Russia, supported by China, has vetoed three resolutions that would have condemned Assad’s government, threatened sanctions and called for accountability for any war crimes.
“When you’re a diplomat, you need to be hopeful,” he said, adding that he was not going to demand a quick vote on the issue. “We are going to try to convince our Russian friends and the other members of the Security Council that it’s a fair solution to a real problem.”
“But I say to my 14 colleagues … after the decision you make (on ICC referral), you will have to look yourselves in the mirror, look at yourselves and you will have to tell yourselves ‘What did I do when it was the time?’,” Araud said.
U.N. investigators have said the government has been responsible for most of the war crimes, though the opposition has committed them as well on a smaller scale. Western officials say Islamist extremists are responsible for war crimes committed on the side of the rebels.
Caesar was a senior sergeant in Syria’s Army who spent 13 years working as a forensic photographer, Crane said.

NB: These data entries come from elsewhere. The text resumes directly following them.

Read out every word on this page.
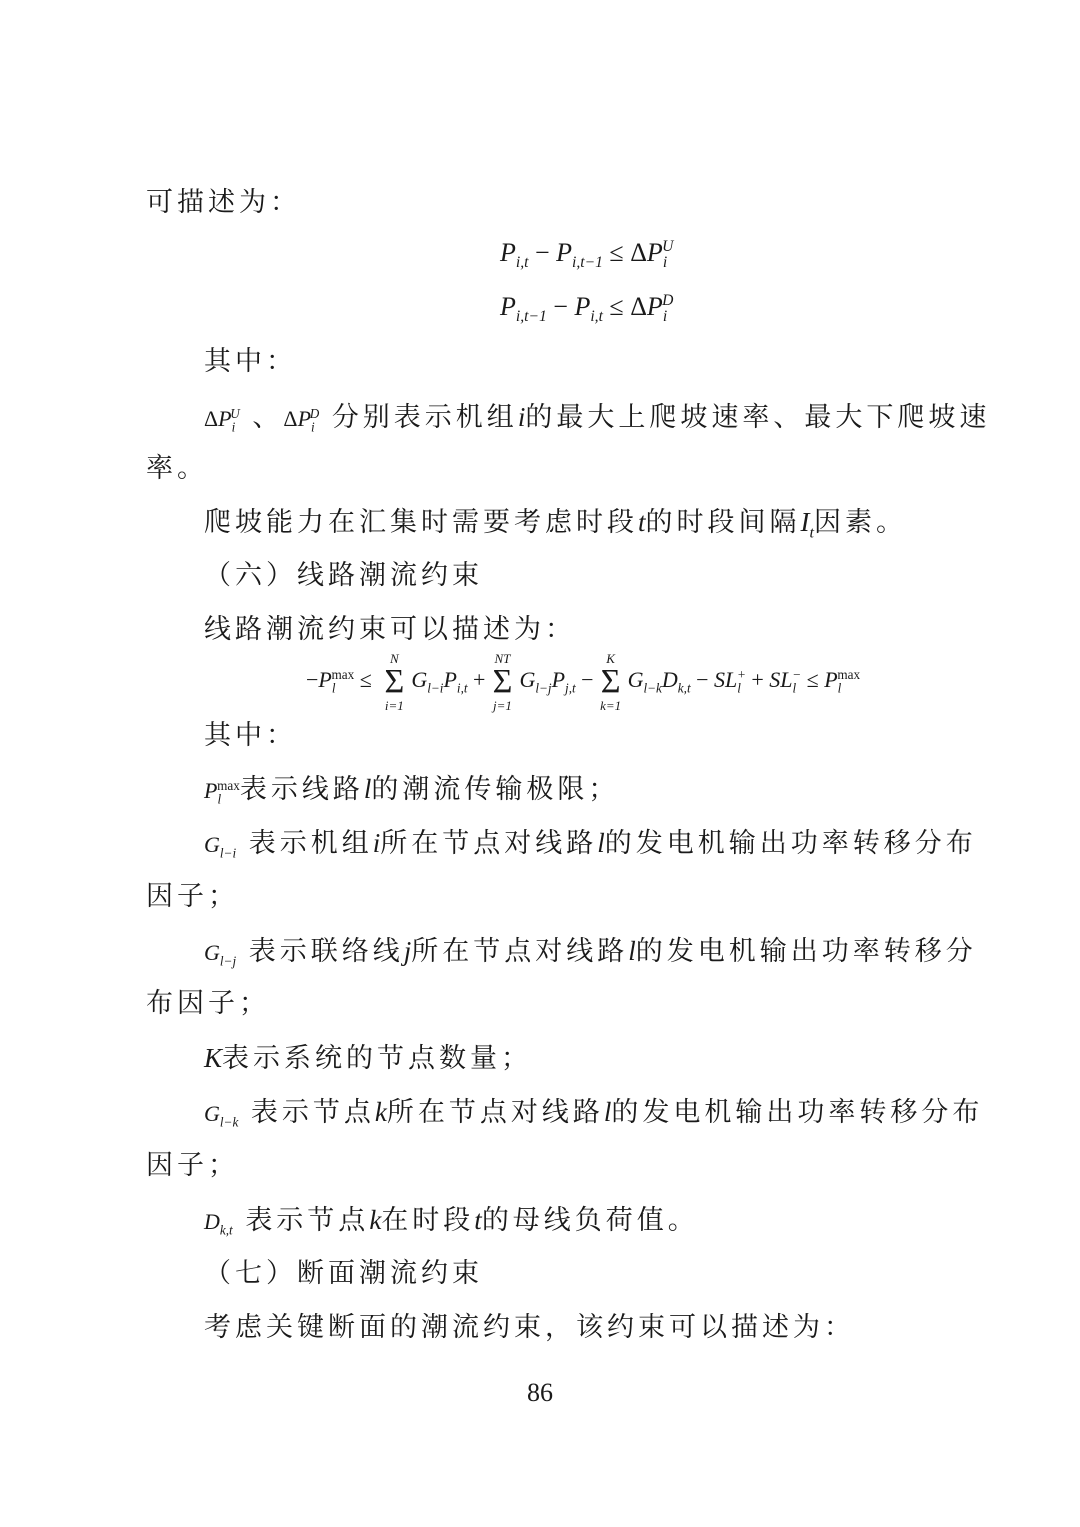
可描述为：
$P_{i,t} - P_{i,t-1} \le \Delta P_i^U$
$P_{i,t-1} - P_{i,t} \le \Delta P_i^D$
其中：
$\Delta P_i^U$ 、$\Delta P_i^D$ 分别表示机组i的最大上爬坡速率、最大下爬坡速
率。
爬坡能力在汇集时需要考虑时段t的时段间隔$I_t$因素。
（六）线路潮流约束
线路潮流约束可以描述为：
$-P_l^{max}$ ≤
N
Σ
i=1
$G_{l-i}P_{i,t}$ +
NT
Σ
j=1
$G_{l-j}P_{j,t}$ −
K
Σ
k=1
$G_{l-k}D_{k,t} - SL_l^+ + SL_l^- \le P_l^{max}$
其中：
$P_l^{max}$表示线路l的潮流传输极限；
$G_{l-i}$ 表示机组i所在节点对线路l的发电机输出功率转移分布
因子；
$G_{l-j}$ 表示联络线j所在节点对线路l的发电机输出功率转移分
布因子；
K表示系统的节点数量；
$G_{l-k}$ 表示节点k所在节点对线路l的发电机输出功率转移分布
因子；
$D_{k,t}$ 表示节点k在时段t的母线负荷值。
（七）断面潮流约束
考虑关键断面的潮流约束，该约束可以描述为：
86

Between September 2011 and August 2013, he worked at a military hospital, taking photos of bodies from three detention centers in the Damascus area. He smuggled copies of those photos out of the hospital on memory sticks hidden in his shoe.
“Caesar became a spy,” said Crane. “The extraction of Caesar out of Syria is a Hollywood movie someday. It’s a fascinating cover plan they put together (to get Caesar out of Syria).”
“They killed him and they told his family they killed him and they had a funeral while he’s being extracted. Then the family was exfiltrated out and reunited with Caesar,” he said. “Caesar’s a hero.”